Bifunctional Polymer Allows Strength and Speed in Artificial Muscles
Strength and speed could not be achieved simultaneously because increasing muscle strength slows speed reduces the strength, until now. Technology Briefing
In the future, artificial muscles will enable robots to move their limbs as naturally as humans do. Such robots will be more useful, reliable and cost-effective than traditional anthropomorphic robots using pulleys and gears. To create these artificial muscles, an actuator which performs mechanical transformation under low voltage conditions is required. However, until recently, strength and speed could not be achieved simultaneously because increasing muscle strength slows down the switching speed and increasing speed reduces the strength.
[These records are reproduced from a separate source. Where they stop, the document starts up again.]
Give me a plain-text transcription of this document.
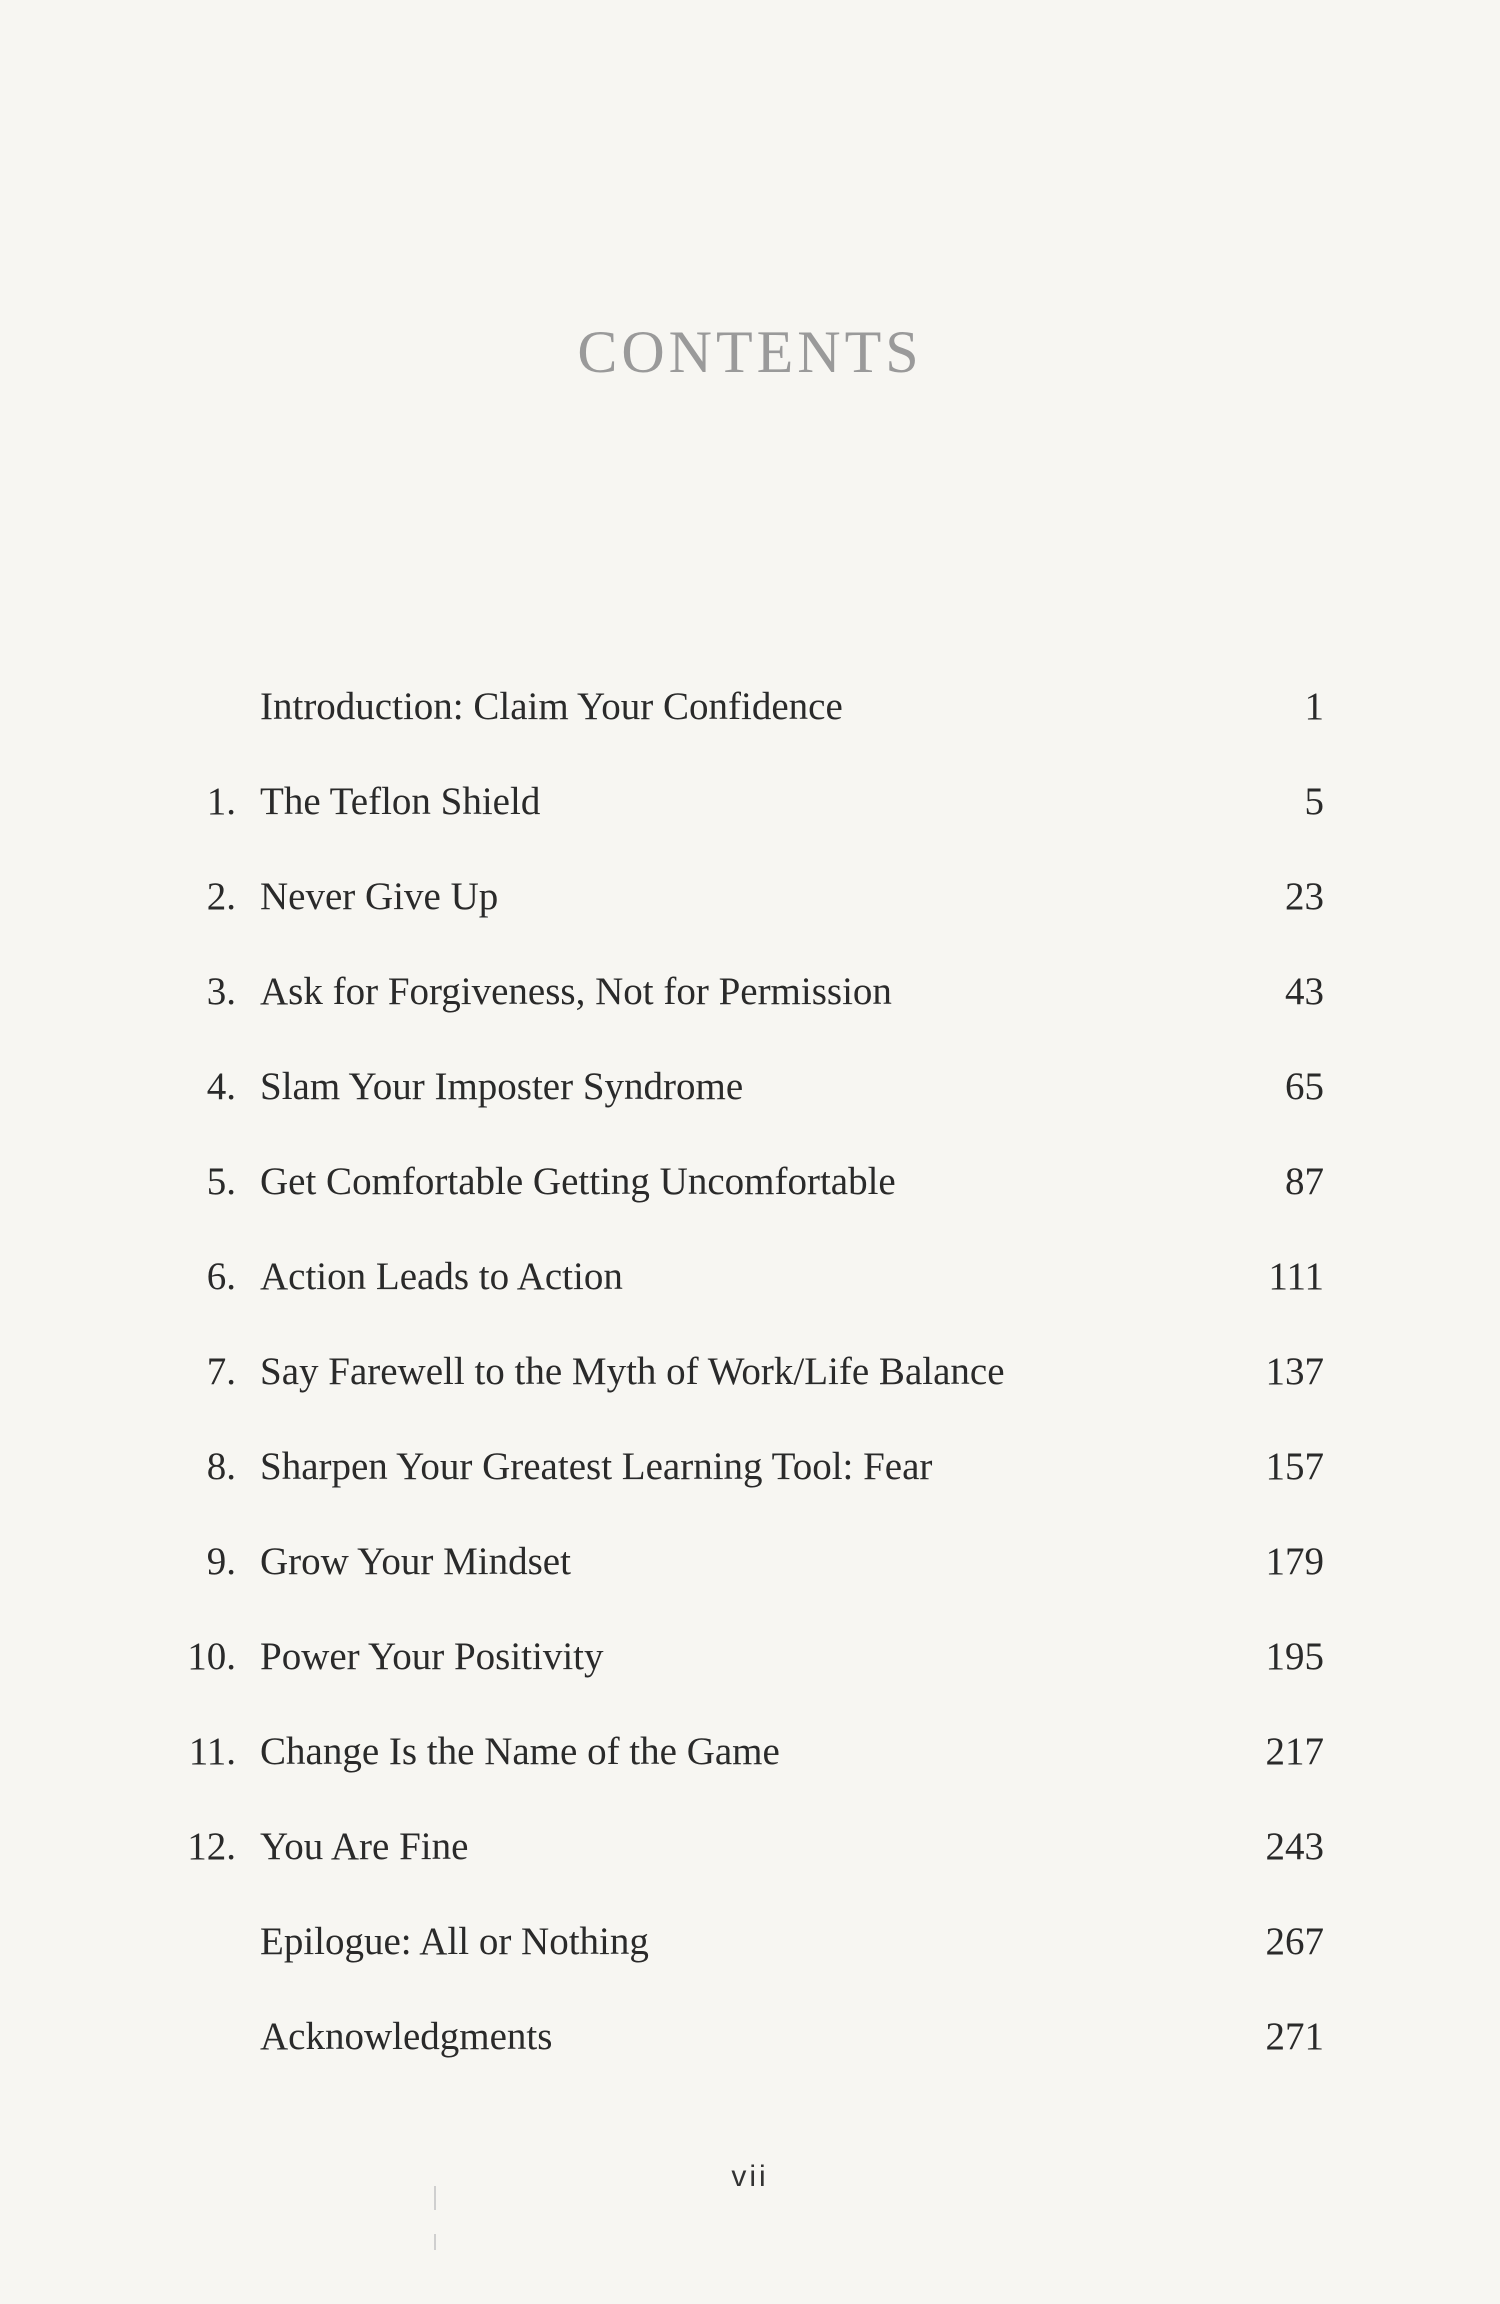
CONTENTS
Introduction: Claim Your Confidence	1
1. The Teflon Shield	5
2. Never Give Up	23
3. Ask for Forgiveness, Not for Permission	43
4. Slam Your Imposter Syndrome	65
5. Get Comfortable Getting Uncomfortable	87
6. Action Leads to Action	111
7. Say Farewell to the Myth of Work/Life Balance	137
8. Sharpen Your Greatest Learning Tool: Fear	157
9. Grow Your Mindset	179
10. Power Your Positivity	195
11. Change Is the Name of the Game	217
12. You Are Fine	243
Epilogue: All or Nothing	267
Acknowledgments	271
vii
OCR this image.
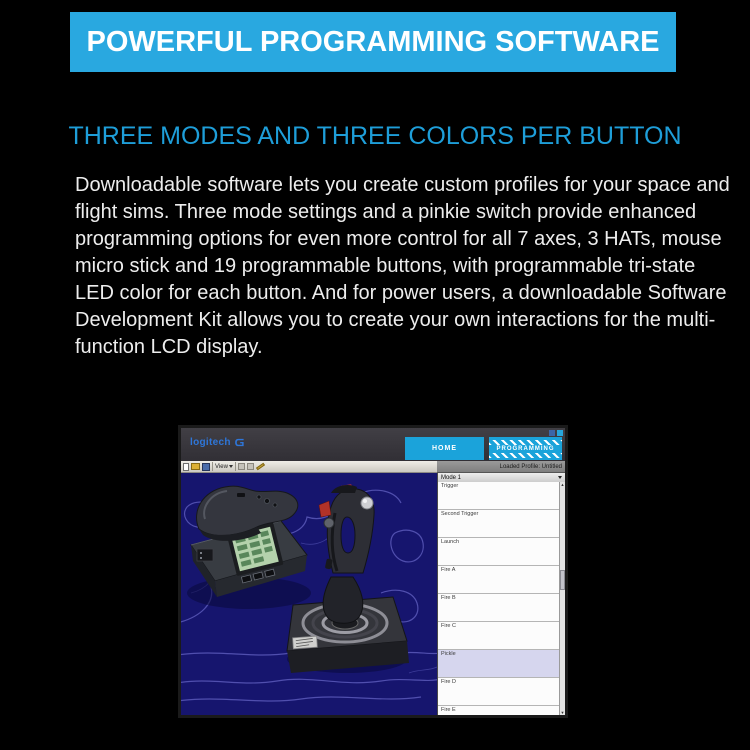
POWERFUL PROGRAMMING SOFTWARE
THREE MODES AND THREE COLORS PER BUTTON
Downloadable software lets you create custom profiles for your space and
flight sims. Three mode settings and a pinkie switch provide enhanced
programming options for even more control for all 7 axes, 3 HATs, mouse
micro stick and 19 programmable buttons, with programmable tri-state
LED color for each button. And for power users, a downloadable Software
Development Kit allows you to create your own interactions for the multi-
function LCD display.
logitech
HOME	PROGRAMMING
View	Loaded Profile: Untitled
Mode 1
Trigger
Second Trigger
Launch
Fire A
Fire B
Fire C
Pickle
Fire D
Fire E
▲
▼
To overcome these limitations, researchers funded by the Samsung Science and Technology Foundation introduced the innovative concept of a "bifunctional polymer." By forming a one-dimensional ion channel several nanometers wide and as hard as glass, inside the polymer matrix, a super-ionic polymer electrolyte with both high ionic conductivity and mechanical strength was created.
The findings from this study published in the journal Advanced Materials have the potential to enable innovations in soft robotics and wearable technology because they can be applied to development of an unprecedented artificial muscle that connects to a portable 1.5-Volt battery. This bifunctional polymer produces switching at speed of several milliseconds as well as great strength.
These results are expected to be applied in next-generation all-solid-state electrochemical robotic devices and use highly stable lithium metal batteries.